De bon matin, largement reposés par
une nuit sereine, les désormais croisiéristes décident de se préparer à la
première journée par un copieux petit déjeuner. Réticents néanmoins à trop de
pérégrinations ils optent pour retourner au restaurant où ils ont dîné la
veille. Ceux qui ont déjà eu la chance de fréquenter un grand restaurant
distingué par tel ou tel guide culinaire ou, plus modestement comme l'auteur de
ces lignes, les restaurants pédagogiques de quelques grands lycées hôteliers
affrontent sans sourciller la double file impeccablement rangée de la brigade
au complet du Taurus.
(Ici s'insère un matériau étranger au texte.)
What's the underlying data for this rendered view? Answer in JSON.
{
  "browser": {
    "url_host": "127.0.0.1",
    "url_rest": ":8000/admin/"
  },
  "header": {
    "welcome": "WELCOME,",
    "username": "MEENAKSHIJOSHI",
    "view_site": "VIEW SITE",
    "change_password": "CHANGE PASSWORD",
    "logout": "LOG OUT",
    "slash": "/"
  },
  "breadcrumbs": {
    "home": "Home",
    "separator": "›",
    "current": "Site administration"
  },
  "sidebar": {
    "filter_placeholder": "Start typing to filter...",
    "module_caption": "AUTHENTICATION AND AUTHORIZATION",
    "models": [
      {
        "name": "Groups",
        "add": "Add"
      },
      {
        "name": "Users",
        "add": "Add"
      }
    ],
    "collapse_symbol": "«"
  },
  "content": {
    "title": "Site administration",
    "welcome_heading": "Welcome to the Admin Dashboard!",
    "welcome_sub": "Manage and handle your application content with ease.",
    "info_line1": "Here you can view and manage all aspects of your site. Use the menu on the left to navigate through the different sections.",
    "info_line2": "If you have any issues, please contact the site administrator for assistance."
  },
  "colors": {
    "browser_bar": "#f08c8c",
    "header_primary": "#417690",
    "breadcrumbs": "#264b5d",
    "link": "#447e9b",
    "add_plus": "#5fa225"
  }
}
Ce matin ne fait pas exception. Pantalon noir à ganse,
large ceinture de soie serrée autour de la taille, veste blanche impeccable sur
chemise blanche rehaussée par un nœud papillon noir lui aussi. Quasiment
imperceptibles, sauf aux yeux curieux de quelque observateur aguerri, des
variantes distinguent la hiérarchie des femmes et des hommes qui prennent en
charge les commensaux. Serveurs, chefs de table, chefs de rang etc. arborent des
revers de veste et des badges nominatifs à la couleur différente.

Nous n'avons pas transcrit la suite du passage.